G3BP2 O Plasmídeo de Nickase Dupla (h) consiste num par de plasmídeos combinados, concebidos para a edição de alta especificidade do locus G3BP2 em linhas celulares human. Cada plasmídeo expressa uma nickase Cas9 D10A e um sgRNA distinto que tem como alvo cadeias de ADN opostas dentro de G3BP2. Quando direcionadas para locais adjacentes em cadeias de ADN opostas, as duas nickases geram cortes deslocados numa única cadeia que, em conjunto, produzem uma quebra escalonada de cadeia dupla, exigindo uma atividade coordenada no alvo por parte de ambas as guias. A quebra de ADN resultante é resolvida por vias de reparação celular endógenas, mais frequentemente através da junção de extremidades não homólogas (NHEJ), levando a inserções ou deleções que perturbam a função G3BP2. Ao exigir o envolvimento de dois sgRNA no locus alvo, a abordagem de dupla nickase aumenta a especificidade da edição e fornece uma estratégia CRISPR complementar para aplicações em que se deseja um controlo adicional sobre a precisão do direcionamento.

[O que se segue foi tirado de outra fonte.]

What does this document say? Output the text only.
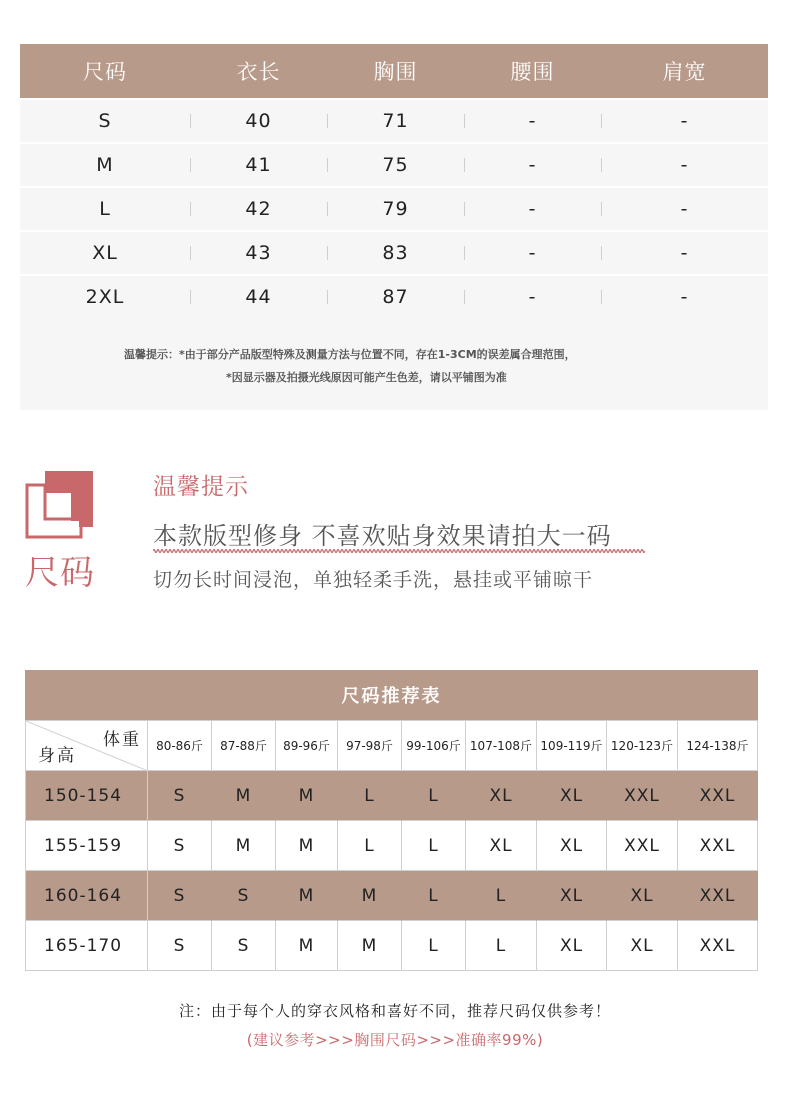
尺码	衣长	胸围	腰围	肩宽
S	40	71	-	-
M	41	75	-	-
L	42	79	-	-
XL	43	83	-	-
2XL	44	87	-	-

温馨提示：*由于部分产品版型特殊及测量方法与位置不同，存在1-3CM的误差属合理范围，

*因显示器及拍摄光线原因可能产生色差，请以平铺图为准

尺码
温馨提示
本款版型修身 不喜欢贴身效果请拍大一码
切勿长时间浸泡，单独轻柔手洗，悬挂或平铺晾干
尺码推荐表
体重
身高	80-86斤	87-88斤	89-96斤	97-98斤	99-106斤 107-108斤 109-119斤 120-123斤	124-138斤
150-154	S	M	M	L	L	XL	XL	XXL	XXL
155-159	S	M	M	L	L	XL	XL	XXL	XXL
160-164	S	S	M	M	L	L	XL	XL	XXL
165-170	S	S	M	M	L	L	XL	XL	XXL
注：由于每个人的穿衣风格和喜好不同，推荐尺码仅供参考！
(建议参考>>>胸围尺码>>>准确率99%)
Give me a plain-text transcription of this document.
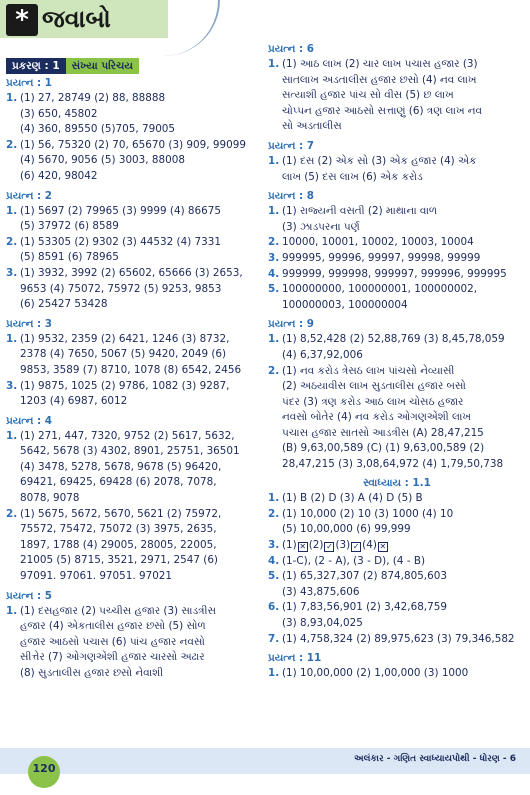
* જવાબો
પ્રકરણ : 1	સંખ્યા પરિચય
પ્રયત્ન : 1
1. (1) 27, 28749 (2) 88, 88888
(3) 650, 45802
(4) 360, 89550 (5)705, 79005
2. (1) 56, 75320 (2) 70, 65670 (3) 909, 99099
(4) 5670, 9056 (5) 3003, 88008
(6) 420, 98042
પ્રયત્ન : 2
1. (1) 5697 (2) 79965 (3) 9999 (4) 86675
(5) 37972 (6) 8589
2. (1) 53305 (2) 9302 (3) 44532 (4) 7331
(5) 8591 (6) 78965
3. (1) 3932, 3992 (2) 65602, 65666 (3) 2653,
9653 (4) 75072, 75972 (5) 9253, 9853
(6) 25427 53428
પ્રયત્ન : 3
1. (1) 9532, 2359 (2) 6421, 1246 (3) 8732,
2378 (4) 7650, 5067 (5) 9420, 2049 (6)
9853, 3589 (7) 8710, 1078 (8) 6542, 2456
3. (1) 9875, 1025 (2) 9786, 1082 (3) 9287,
1203 (4) 6987, 6012
પ્રયત્ન : 4
1. (1) 271, 447, 7320, 9752 (2) 5617, 5632,
5642, 5678 (3) 4302, 8901, 25751, 36501
(4) 3478, 5278, 5678, 9678 (5) 96420,
69421, 69425, 69428 (6) 2078, 7078,
8078, 9078
2. (1) 5675, 5672, 5670, 5621 (2) 75972,
75572, 75472, 75072 (3) 3975, 2635,
1897, 1788 (4) 29005, 28005, 22005,
21005 (5) 8715, 3521, 2971, 2547 (6)
97091. 97061. 97051. 97021
પ્રયત્ન : 5
1. (1) દસહજાર (2) પચ્ચીસ હજાર (3) સાડત્રીસ
હજાર (4) એકતાલીસ હજાર છસો (5) સોળ
હજાર આઠસો પચાસ (6) પાંચ હજાર નવસો
સીત્તેર (7) ઓગણએંશી હજાર ચારસો અઢાર
(8) સુડતાલીસ હજાર છસો નેવાશી
પ્રયત્ન : 6
1. (1) આઠ લાખ (2) ચાર લાખ પચાસ હજાર (3)
સાતલાખ અડતાલીસ હજાર છસો (4) નવ લાખ
સત્યાશી હજાર પાંચ સો વીસ (5) છ લાખ
ચોપ્પન હજાર આઠસો સત્તાણું (6) ત્રણ લાખ નવ
સો અડતાલીસ
પ્રયત્ન : 7
1. (1) દસ (2) એક સો (3) એક હજાર (4) એક
લાખ (5) દસ લાખ (6) એક કરોડ
પ્રયત્ન : 8
1. (1) રાજ્યની વસતી (2) માથાના વાળ
(3) ઝાડપરના પર્ણ
2. 10000, 10001, 10002, 10003, 10004
3. 999995, 99996, 99997, 99998, 99999
4. 999999, 999998, 999997, 999996, 999995
5. 100000000, 100000001, 100000002,
100000003, 100000004
પ્રયત્ન : 9
1. (1) 8,52,428 (2) 52,88,769 (3) 8,45,78,059
(4) 6,37,92,006
2. (1) નવ કરોડ ત્રેસઠ લાખ પાંચસો નેવ્યાસી
(2) અઠયાવીસ લાખ સુડતાલીસ હજાર બસો
પંદર (3) ત્રણ કરોડ આઠ લાખ ચોસઠ હજાર
નવસો બોતેર (4) નવ કરોડ ઓગણએંશી લાખ
પચાસ હજાર સાતસો આડત્રીસ (A) 28,47,215
(B) 9,63,00,589 (C) (1) 9,63,00,589 (2)
28,47,215 (3) 3,08,64,972 (4) 1,79,50,738
સ્વાધ્યાય : 1.1
1. (1) B (2) D (3) A (4) D (5) B
2. (1) 10,000 (2) 10 (3) 1000 (4) 10
(5) 10,00,000 (6) 99,999
3. (1) ✕ (2) ✓ (3) ✓ (4) ✕
4. (1-C), (2 - A), (3 - D), (4 - B)
5. (1) 65,327,307 (2) 874,805,603
(3) 43,875,606
6. (1) 7,83,56,901 (2) 3,42,68,759
(3) 8,93,04,025
7. (1) 4,758,324 (2) 89,975,623 (3) 79,346,582
પ્રયત્ન : 11
1. (1) 10,00,000 (2) 1,00,000 (3) 1000
અલંકાર - ગણિત સ્વાધ્યાયપોથી - ધોરણ - 6
120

Para apoiar a identificação eficiente das células editadas, um plasmídeo codifica GFP para visualização fluorescente das populações transfectadas, enquanto o plasmídeo complementar transporta um gene de resistência à puromicina para seleção antibiótica. Em conjunto, estas características apoiam o enriquecimento eficiente das populações co-transfectadas e simplificam a validação dos clones com G3BP2 interrompido.
Apenas para uso em investigação. Não se destina a uso diagnóstico ou terapêutico.